Our Videos

Our Videos... We have produced two documentary style videos about Native American heritage and practice. Both videos feature the music of the drum group Red Leaf Takoja and their successor drum group Heart Beat.

The first video, Red Leaf Takoja: Song of the Heart Beat is a motion-picture-length music video performance narrated by Wes Studi and Howard Bad Hand, that features the music of Leaf Takoja as they travel the powwow circuit from The Taos (NM) Powwow to the Rosebud (SD) Fair to the Denver March Powwow. Song of the Heart Beat premiered to an excellent reception at the 2010 Hot Springs Documentary Film Festival, the world's 2nd largest documentary film festival. The lively Native American Filmmakers workshop which followed the viewing and which featured Howard and Wes, among several others, was described by the festival director as one of the best workshops ever staged at the festival.

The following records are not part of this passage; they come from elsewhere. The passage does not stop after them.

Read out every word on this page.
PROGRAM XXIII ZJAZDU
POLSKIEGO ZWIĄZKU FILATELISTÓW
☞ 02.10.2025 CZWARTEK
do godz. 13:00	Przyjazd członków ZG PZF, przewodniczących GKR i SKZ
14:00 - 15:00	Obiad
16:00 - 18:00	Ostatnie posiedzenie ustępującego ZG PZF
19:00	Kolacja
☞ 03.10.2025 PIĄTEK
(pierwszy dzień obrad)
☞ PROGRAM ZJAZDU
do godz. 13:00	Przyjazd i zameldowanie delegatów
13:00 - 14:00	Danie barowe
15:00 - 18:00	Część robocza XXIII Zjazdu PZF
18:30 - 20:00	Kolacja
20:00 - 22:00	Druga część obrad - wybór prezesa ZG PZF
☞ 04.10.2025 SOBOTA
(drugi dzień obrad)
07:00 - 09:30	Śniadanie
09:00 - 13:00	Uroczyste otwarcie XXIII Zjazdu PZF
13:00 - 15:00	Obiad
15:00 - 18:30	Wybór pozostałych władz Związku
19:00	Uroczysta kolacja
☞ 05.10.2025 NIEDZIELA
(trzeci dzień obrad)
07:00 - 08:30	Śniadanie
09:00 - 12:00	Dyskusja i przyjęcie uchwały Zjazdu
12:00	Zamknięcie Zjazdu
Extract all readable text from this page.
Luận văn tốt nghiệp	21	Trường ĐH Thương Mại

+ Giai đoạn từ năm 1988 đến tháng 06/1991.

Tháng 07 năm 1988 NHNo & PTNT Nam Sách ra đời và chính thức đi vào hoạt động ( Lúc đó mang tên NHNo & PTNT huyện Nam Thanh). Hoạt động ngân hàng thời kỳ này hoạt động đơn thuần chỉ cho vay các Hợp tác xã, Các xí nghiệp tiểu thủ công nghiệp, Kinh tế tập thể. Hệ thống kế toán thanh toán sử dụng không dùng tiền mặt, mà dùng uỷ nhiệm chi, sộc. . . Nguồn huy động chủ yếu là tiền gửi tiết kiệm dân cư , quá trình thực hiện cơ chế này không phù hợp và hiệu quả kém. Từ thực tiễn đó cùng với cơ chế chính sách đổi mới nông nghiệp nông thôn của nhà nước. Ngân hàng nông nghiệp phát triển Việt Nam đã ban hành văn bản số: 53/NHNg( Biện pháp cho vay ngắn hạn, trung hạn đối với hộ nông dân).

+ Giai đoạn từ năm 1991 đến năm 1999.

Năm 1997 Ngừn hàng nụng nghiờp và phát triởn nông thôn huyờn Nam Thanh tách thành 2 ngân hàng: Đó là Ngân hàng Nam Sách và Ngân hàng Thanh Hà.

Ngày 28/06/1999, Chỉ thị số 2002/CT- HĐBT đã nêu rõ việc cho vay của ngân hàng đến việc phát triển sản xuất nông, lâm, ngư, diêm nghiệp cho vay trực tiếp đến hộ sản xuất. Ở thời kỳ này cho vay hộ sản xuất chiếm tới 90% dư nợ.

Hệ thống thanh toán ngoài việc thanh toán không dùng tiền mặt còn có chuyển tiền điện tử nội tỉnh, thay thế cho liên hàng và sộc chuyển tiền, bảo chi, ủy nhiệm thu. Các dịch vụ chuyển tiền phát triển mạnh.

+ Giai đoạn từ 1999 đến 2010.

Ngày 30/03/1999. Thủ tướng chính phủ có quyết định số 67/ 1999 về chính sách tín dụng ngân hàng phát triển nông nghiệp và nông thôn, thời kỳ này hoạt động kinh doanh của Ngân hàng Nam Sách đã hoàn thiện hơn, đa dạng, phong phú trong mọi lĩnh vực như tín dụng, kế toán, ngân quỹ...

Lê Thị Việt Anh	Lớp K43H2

The Denver March Powwow, held annually during the third week of March, is the largest community-based powwow in the US. In 1988, Howard Bad Hand, lead singer for the Red Leaf Takoja drum group was asked by the Denver March Powwow committee to compose to honor the Native people of the Denver area and the Denver March Powwow. In the second video, A Living Hoop: Celebrating Life at Denver March Powwow, Howard recounts, in the highest tradition of Lakota song making, the sequence of experiences that culminated in the his song A Living Hoop, known universally as the Denver March Powwow Song. In the 22 years since its it was first sung at the 1989 Denver March Powwow, The Denver March Powwow Song has arguably become the most widely recognized powwow song in Native North America.